Tyson Foods steps up sustainability efforts with Environmental Defense Fund partnership

By Mary Ellen Shoup

- Last updated on GMT

Tyson Foods latest sustainability partnership with the Environmental Defense Fund will focus on quantifying and reducing nitrogen loss of corn feed production.  Photo: Tyson Foods
Tyson Foods latest sustainability partnership with the Environmental Defense Fund will focus on quantifying and reducing nitrogen loss of corn feed production. Photo: Tyson Foods

Related tags Tyson foods Sustainability

On its endeavor to be a leader in sustainable food production, Tyson Foods has partnered with the Environmental Defense Fund (EDF) to accelerate its environmental stewardship targets -- such as, reducing greenhouse gas (GHG) emissions 30% by 2030 -- and meeting increasing consumer demand for sustainable food products.

As one of the largest animal protein companies in the world representing a 21% market share of the entire US animal protein market -- processing upwards of 41 million lbs of chicken per week and selling one out of every five pounds of chicken, beef, and pork sold in the US each week -- Tyson Foods wants to use its scale and size to its advantage.

"Our size and scale gives us the position to really sustainably feed the world,"​ Justin Ransom, senior director of sustainable food strategy at Tyson Foods, told FoodNavigator-USA. 

According to Ransom, the company's focus on reducing GHG (greenhouse gas) emissions across its supply chain starts at the farm level where the company is working to improve the environmental practices across two million acres of farms growing corn (used for animal feed). 

"We chose to focus on land stewardship as feed and fertilizer is one of the leading contributors of emissions in our supply chain,"​ Ransom said.  

Partnership with EDF

To measure and reduce GHG emissions throughout 500,000 acres of farms growing corn, Tyson Foods partnered with EDF, which has developed a system for calculating nitrogen (a greenhouse gas) released into the atmosphere through a pilot program using cloud-based agricultural technologies from MyFarms and Farmers Business Network (FBN).

Both cloud-based technologies collect information on agricultural production practices and provide insights from the analysis of that data that will inform sustainability practices at the field level.

"EDF has been investing a lot of time and effort in something called 'Nitrogen Balance', and that basically flips the tables on things,"​ Jenny Ahlen, director, EDF+Business, supply chain at EDF said.

"What you do is measure how much nitrogen is applied both from synthetic​ [fertilizer] and manure as sources, and then you look at how much is being removed from the field from crops and crop residues.

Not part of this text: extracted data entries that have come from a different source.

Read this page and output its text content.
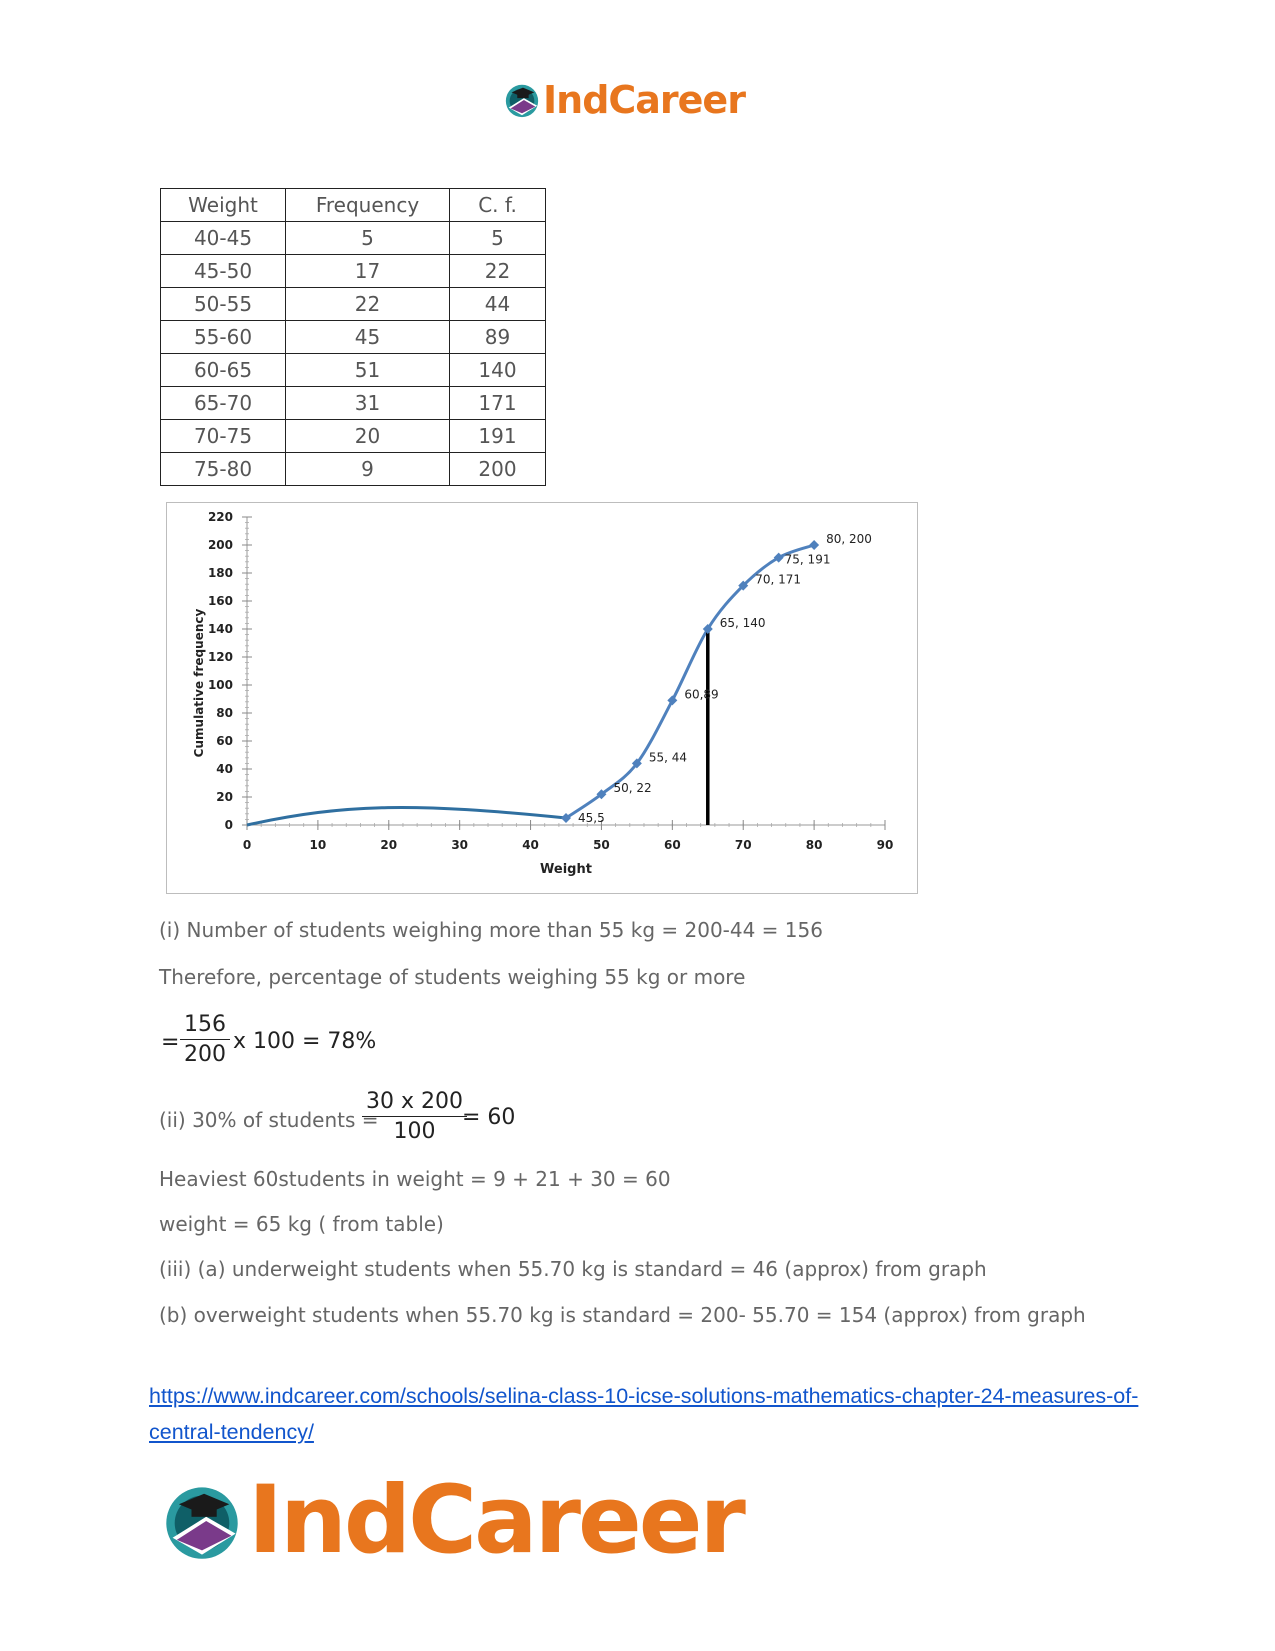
IndCareer
Weight	Frequency	C. f.
40-45	5	5
45-50	17	22
50-55	22	44
55-60	45	89
60-65	51	140
65-70	31	171
70-75	20	191
75-80	9	200
0
20
40
60
80
100
120
140
160
180
200
220
0	10	20	30	40	50	60	70	80	90
Weight
Cumulative frequency
45,5
50, 22
55, 44
60,89
65, 140
70, 171
75, 191
80, 200
(i) Number of students weighing more than 55 kg = 200-44 = 156
Therefore, percentage of students weighing 55 kg or more
= $\frac{156}{200}$ x 100 = 78%
(ii) 30% of students =
$\frac{30 x 200}{100}$
= 60
Heaviest 60students in weight = 9 + 21 + 30 = 60
weight = 65 kg ( from table)
(iii) (a) underweight students when 55.70 kg is standard = 46 (approx) from graph
(b) overweight students when 55.70 kg is standard = 200- 55.70 = 154 (approx) from graph
https://www.indcareer.com/schools/selina-class-10-icse-solutions-mathematics-chapter-24-measures-of-central-tendency/
IndCareer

From that, you can figure out how much nitrogen is not being used by the plant and is therefore vulnerable to loss,"​ explained Ahlen. 

EDF will work with Tyson's farmers to understand and quantify nitrogen loss and determine what practices they can utilize to score a better 'Nitrogen Balance' score.

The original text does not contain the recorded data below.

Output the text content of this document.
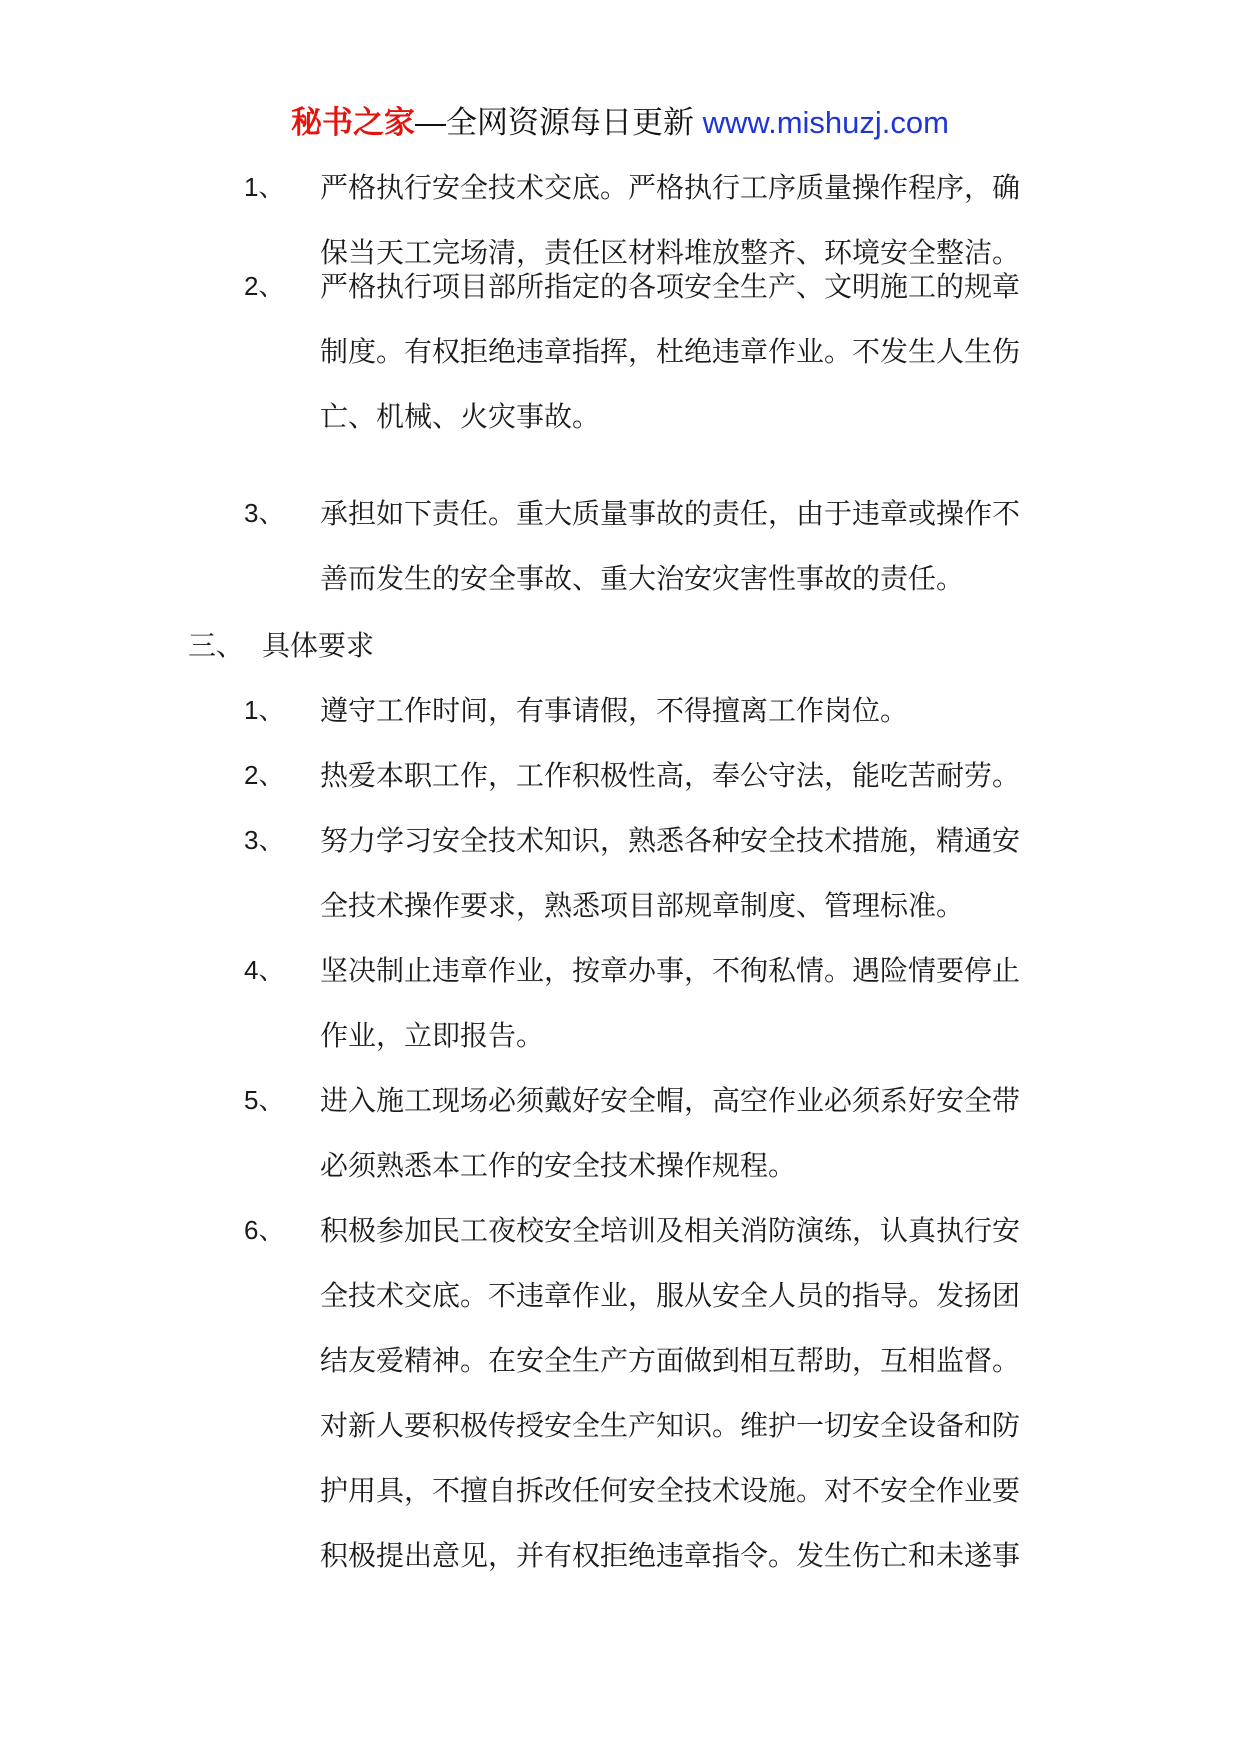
秘书之家—全网资源每日更新 www.mishuzj.com
1、 严格执行安全技术交底。严格执行工序质量操作程序，确
保当天工完场清，责任区材料堆放整齐、环境安全整洁。
2、 严格执行项目部所指定的各项安全生产、文明施工的规章
制度。有权拒绝违章指挥，杜绝违章作业。不发生人生伤
亡、机械、火灾事故。
3、 承担如下责任。重大质量事故的责任，由于违章或操作不
善而发生的安全事故、重大治安灾害性事故的责任。
三、 具体要求
1、 遵守工作时间，有事请假，不得擅离工作岗位。
2、 热爱本职工作，工作积极性高，奉公守法，能吃苦耐劳。
3、 努力学习安全技术知识，熟悉各种安全技术措施，精通安
全技术操作要求，熟悉项目部规章制度、管理标准。
4、 坚决制止违章作业，按章办事，不徇私情。遇险情要停止
作业，立即报告。
5、 进入施工现场必须戴好安全帽，高空作业必须系好安全带
必须熟悉本工作的安全技术操作规程。
6、 积极参加民工夜校安全培训及相关消防演练，认真执行安
全技术交底。不违章作业，服从安全人员的指导。发扬团
结友爱精神。在安全生产方面做到相互帮助，互相监督。
对新人要积极传授安全生产知识。维护一切安全设备和防
护用具，不擅自拆改任何安全技术设施。对不安全作业要
积极提出意见，并有权拒绝违章指令。发生伤亡和未遂事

For example, nitrogen is often lost when there's a rain event where it's washed away and can volatilize into nitrous oxide, which is 300 times more powerful than CO2 as a greenhouse gas, according to Ahlen.

"Typically what you want to do is help farmers make sure they're applying nitrogen at times when it's not likely to be washed away where crops have a chance to actually absorb it,"​ Ahlen said. 

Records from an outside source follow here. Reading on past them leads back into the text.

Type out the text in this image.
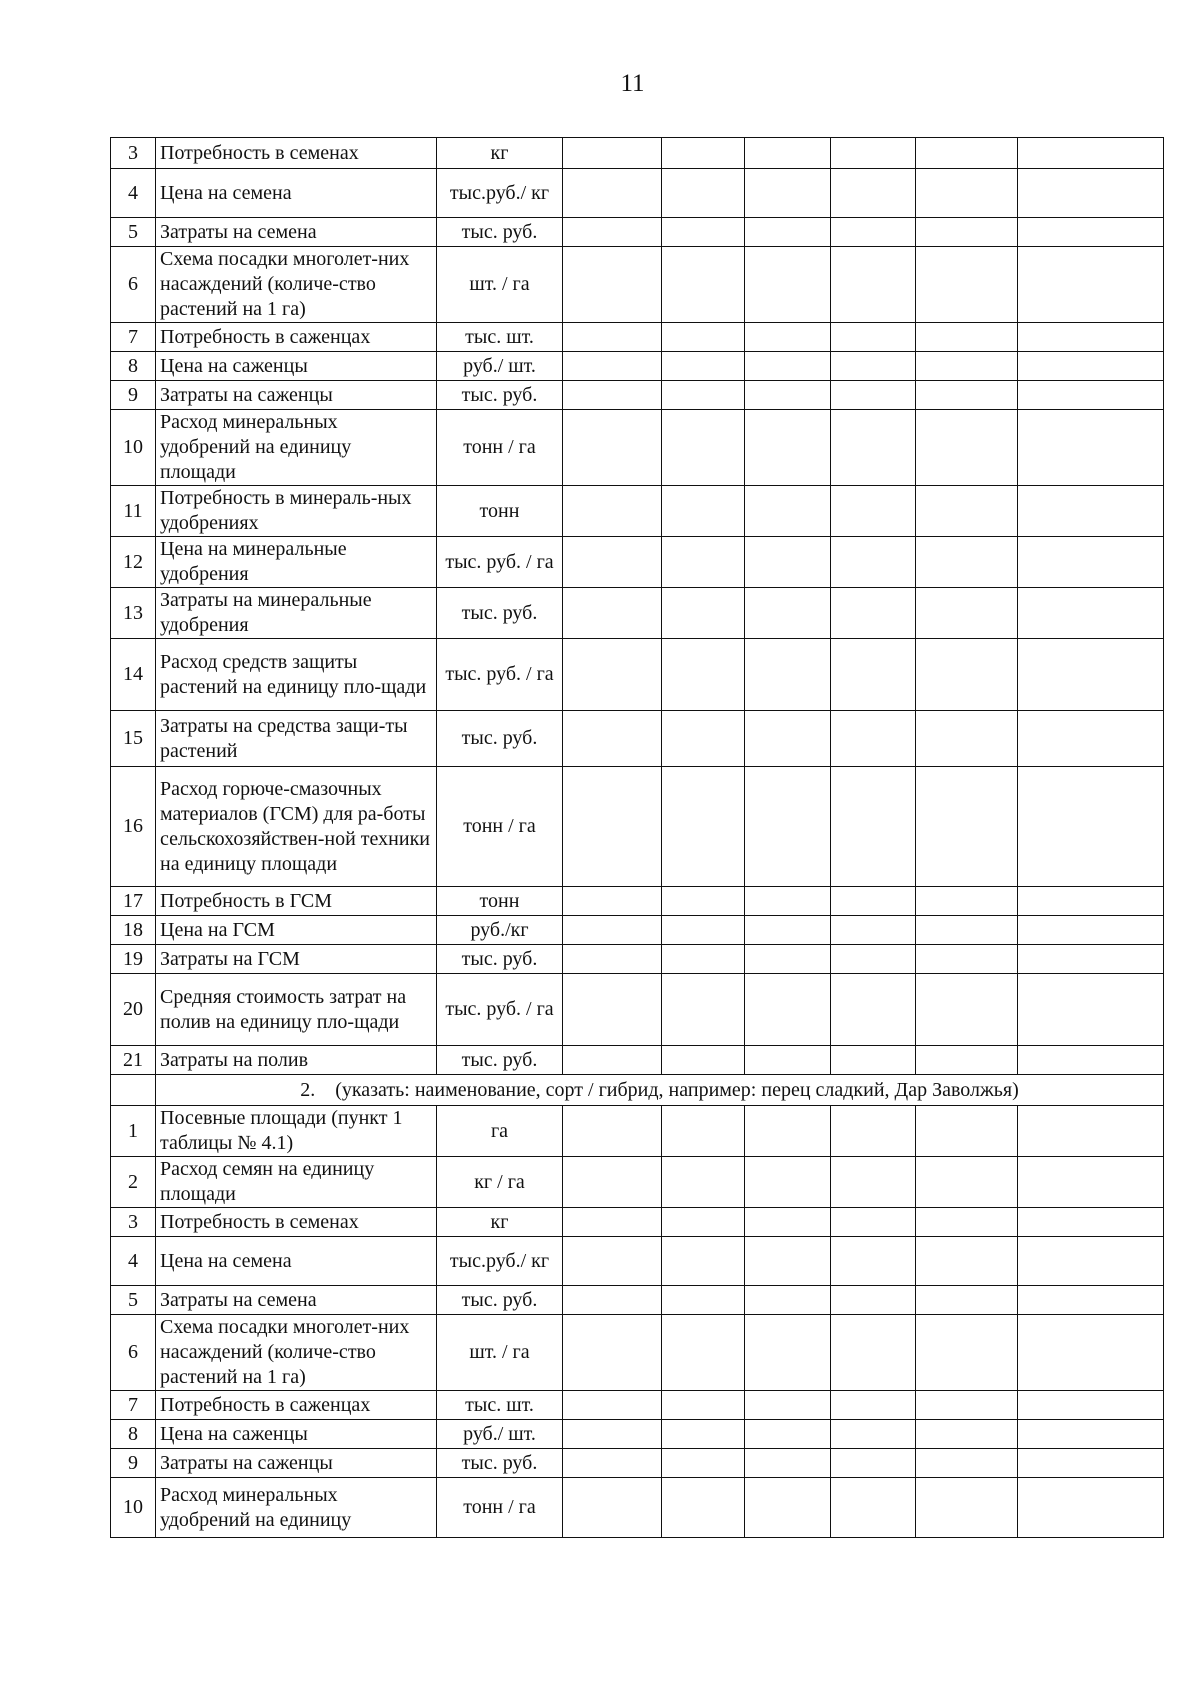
11
3	Потребность в семенах	кг						
4	Цена на семена	тыс.руб./ кг						
5	Затраты на семена	тыс. руб.						
6	Схема посадки многолет-них насаждений (количе-ство растений на 1 га)	шт. / га						
7	Потребность в саженцах	тыс. шт.						
8	Цена на саженцы	руб./ шт.						
9	Затраты на саженцы	тыс. руб.						
10	Расход минеральных удобрений на единицу площади	тонн / га						
11	Потребность в минераль-ных удобрениях	тонн						
12	Цена на минеральные удобрения	тыс. руб. / га						
13	Затраты на минеральные удобрения	тыс. руб.						
14	Расход средств защиты растений на единицу пло-щади	тыс. руб. / га						
15	Затраты на средства защи-ты растений	тыс. руб.						
16	Расход горюче-смазочных материалов (ГСМ) для ра-боты сельскохозяйствен-ной техники на единицу площади	тонн / га						
17	Потребность в ГСМ	тонн						
18	Цена на ГСМ	руб./кг						
19	Затраты на ГСМ	тыс. руб.						
20	Средняя стоимость затрат на полив на единицу пло-щади	тыс. руб. / га						
21	Затраты на полив	тыс. руб.						
	2. (указать: наименование, сорт / гибрид, например: перец сладкий, Дар Заволжья)							
1	Посевные площади (пункт 1 таблицы № 4.1)	га						
2	Расход семян на единицу площади	кг / га						
3	Потребность в семенах	кг						
4	Цена на семена	тыс.руб./ кг						
5	Затраты на семена	тыс. руб.						
6	Схема посадки многолет-них насаждений (количе-ство растений на 1 га)	шт. / га						
7	Потребность в саженцах	тыс. шт.						
8	Цена на саженцы	руб./ шт.						
9	Затраты на саженцы	тыс. руб.						
10	Расход минеральных удобрений на единицу	тонн / га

How are consumers embracing sustainability in their day to day?

Sales of sustainable products are on the rise, growing 20% between 2017 and 2018, according to Nielsen, which said US consumers spent $128.5bn in 2018 on sustainable products (which includes free-from, clean, simple, sustainable and organic labels), up from $125.4bn in 2017.

Nielsen also found that nearly half of US shoppers (48%) said they are 'definitely' or 'probably' changing their consumption habits to reduce their impact on the environment. 

However, the efforts CPG companies such as Tyson are employing may not necessarily be on consumers' radar quite yet, but a sense of trust in a particular brand or product is vitally important, Ahlen said. 

"What they want is trust.​ Consumers don’t have the time nor the expertise to parse out all the details of all the different social and environmental impacts a product they buy has.

"They tend to be more reactive. Until someone tells them there’s problem, they assume it ​[a product] is safe, as they should.

"I think some of the work Tyson is doing is great, but not on the radar of consumers. But I think it is part of that bigger piece of trusting the food that you’re buying, trusting the companies that you're buying from, and doing what it takes to earn that trust."